İslamcılık (Hamas, Cihat), dinden ve Yahudi aleyhtarlığından dem vurarak o zaman ezilen kitlelerde popüler olmuştur. El Fetih İsrail’in ve Amerika Birleşik Devletleri’nin hizmetlisi haline gelmeyi seçmiiş ve Batı Şeria hükümetinin resmi kontrolünü her türlü seçimi artık reddederek muhafaza etmiştir (Filistin Otoritesi); işin başında İsrail’in yardım ettiği Hamas, Gazze Şeridi’nin kontrolünü (Kürt, Arap, Azeri… azınlıklara baskı kuran) İran mollalarının, (kendi hudutları dahilinde Filistinli proleterleri acımasızca aşırı sömüren) Katar emirlerinin ve Lübnan Müslüman burjuvazisinin bir kısmının desteğiyle ele geçirmiştir ve sosyalizme atıf yapan herkese baskı uygulamıştır.
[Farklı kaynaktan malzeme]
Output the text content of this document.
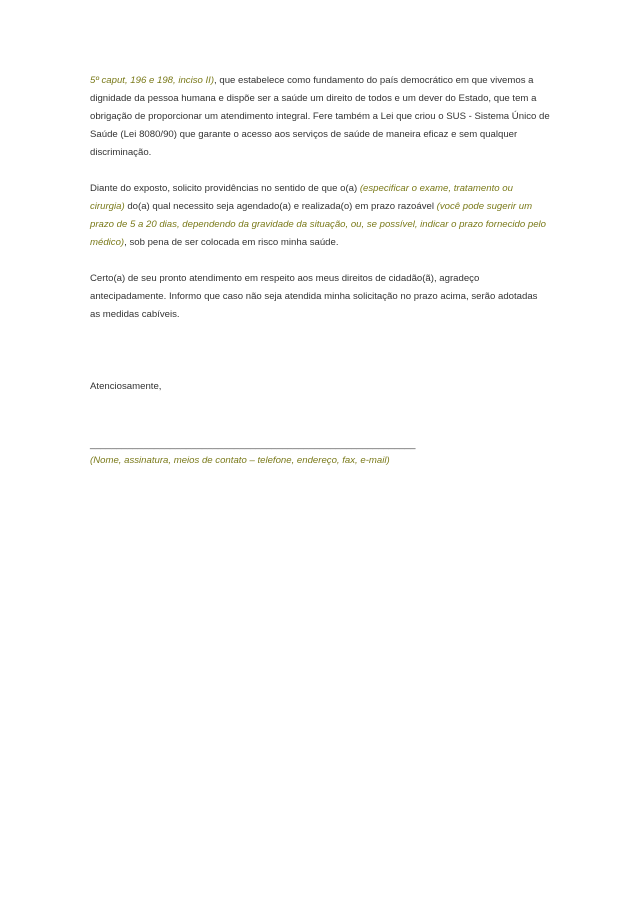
5º caput, 196 e 198, inciso II), que estabelece como fundamento do país democrático em que vivemos a dignidade da pessoa humana e dispõe ser a saúde um direito de todos e um dever do Estado, que tem a obrigação de proporcionar um atendimento integral. Fere também a Lei que criou o SUS - Sistema Único de Saúde (Lei 8080/90) que garante o acesso aos serviços de saúde de maneira eficaz e sem qualquer discriminação.

Diante do exposto, solicito providências no sentido de que o(a) (especificar o exame, tratamento ou cirurgia) do(a) qual necessito seja agendado(a) e realizada(o) em prazo razoável (você pode sugerir um prazo de 5 a 20 dias, dependendo da gravidade da situação, ou, se possível, indicar o prazo fornecido pelo médico), sob pena de ser colocada em risco minha saúde.

Certo(a) de seu pronto atendimento em respeito aos meus direitos de cidadão(ã), agradeço antecipadamente. Informo que caso não seja atendida minha solicitação no prazo acima, serão adotadas as medidas cabíveis.

Atenciosamente,

_____________________________________________________________

(Nome, assinatura, meios de contato – telefone, endereço, fax, e-mail)
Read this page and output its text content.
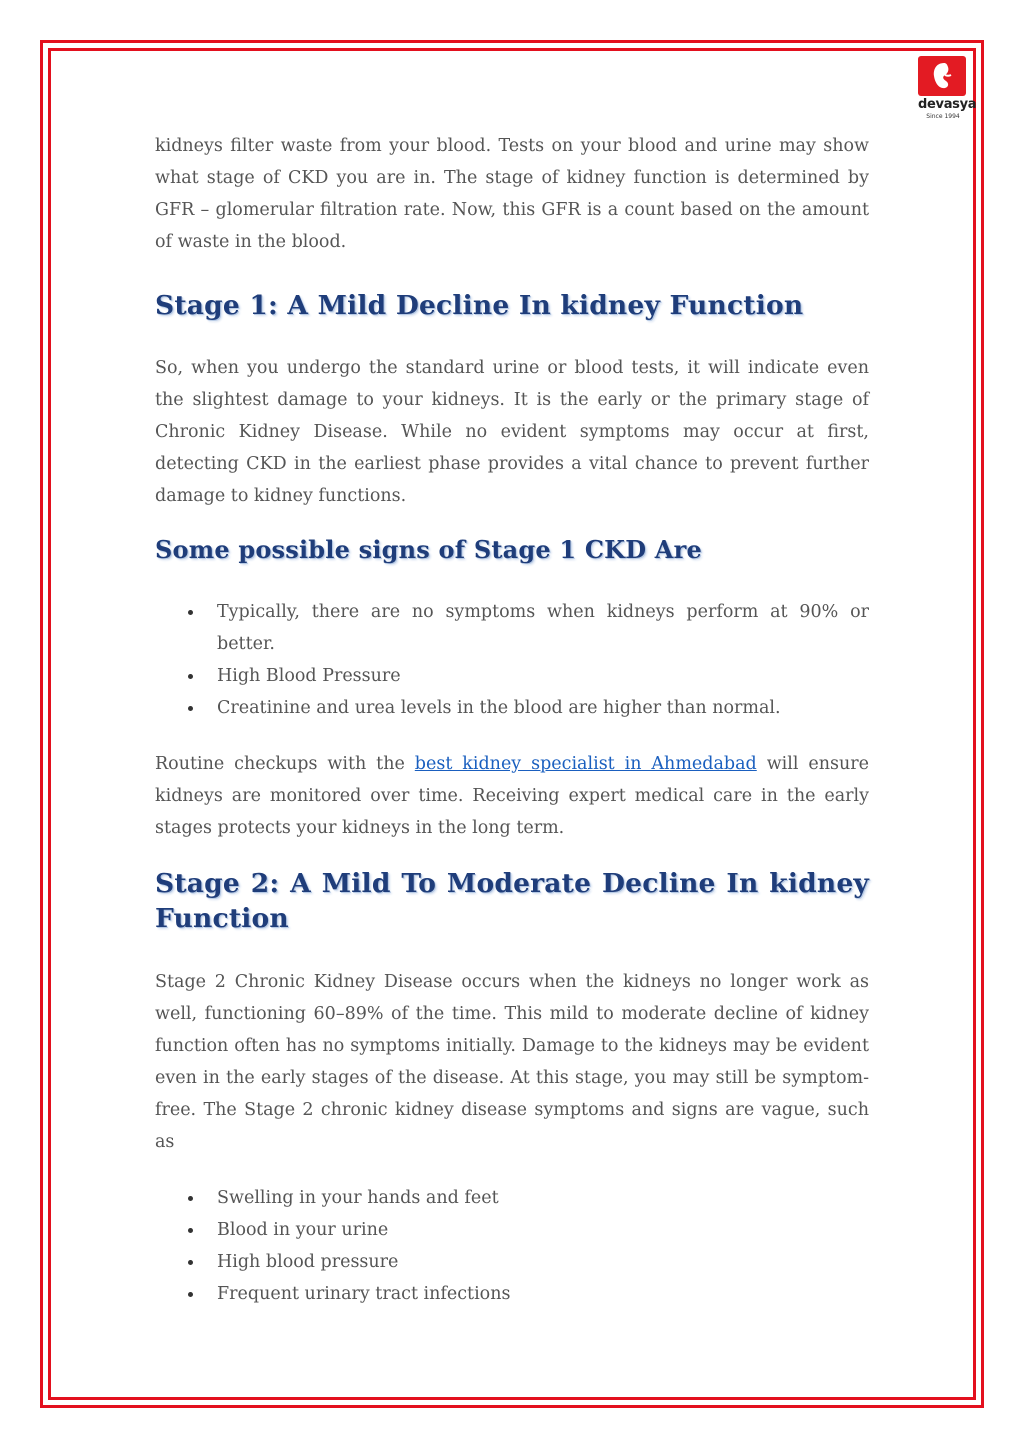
devasya
Since 1994

kidneys filter waste from your blood. Tests on your blood and urine may show what stage of CKD you are in. The stage of kidney function is determined by GFR – glomerular filtration rate. Now, this GFR is a count based on the amount of waste in the blood.

Stage 1: A Mild Decline In kidney Function

So, when you undergo the standard urine or blood tests, it will indicate even the slightest damage to your kidneys. It is the early or the primary stage of Chronic Kidney Disease. While no evident symptoms may occur at first, detecting CKD in the earliest phase provides a vital chance to prevent further damage to kidney functions.

Some possible signs of Stage 1 CKD Are
Typically, there are no symptoms when kidneys perform at 90% or better.
High Blood Pressure
Creatinine and urea levels in the blood are higher than normal.

Routine checkups with the best kidney specialist in Ahmedabad will ensure kidneys are monitored over time. Receiving expert medical care in the early stages protects your kidneys in the long term.

Stage 2: A Mild To Moderate Decline In kidney
Function

Stage 2 Chronic Kidney Disease occurs when the kidneys no longer work as well, functioning 60–89% of the time. This mild to moderate decline of kidney function often has no symptoms initially. Damage to the kidneys may be evident even in the early stages of the disease. At this stage, you may still be symptom-free. The Stage 2 chronic kidney disease symptoms and signs are vague, such as

Swelling in your hands and feet
Blood in your urine
High blood pressure
Frequent urinary tract infections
Buna paralel olarak İsrail devletinin yerleşimci, dinci ve ırkçı tabiatı git gide daha fazla öne çıkmıştır, aynı zamanda askeri kuvveti, Filistinlileri gözetleme ve onlara baskı uygulama aygıtı gelişmiştir. 1977 senesinde ilk defa hükümet, başta yerleşimci devlette ekseriyette olan Mapay’ın (işçi partisi) elinden çıkmıştır. 1962 senesinde siyonizme karşı Arap ve Yahudi militanları toplayan, 1970’li senelerde FDLP ve FPLP teşkilatlarına el uzatan Matzpen teşkilatı, baskı neticesinde parçalanmıştır.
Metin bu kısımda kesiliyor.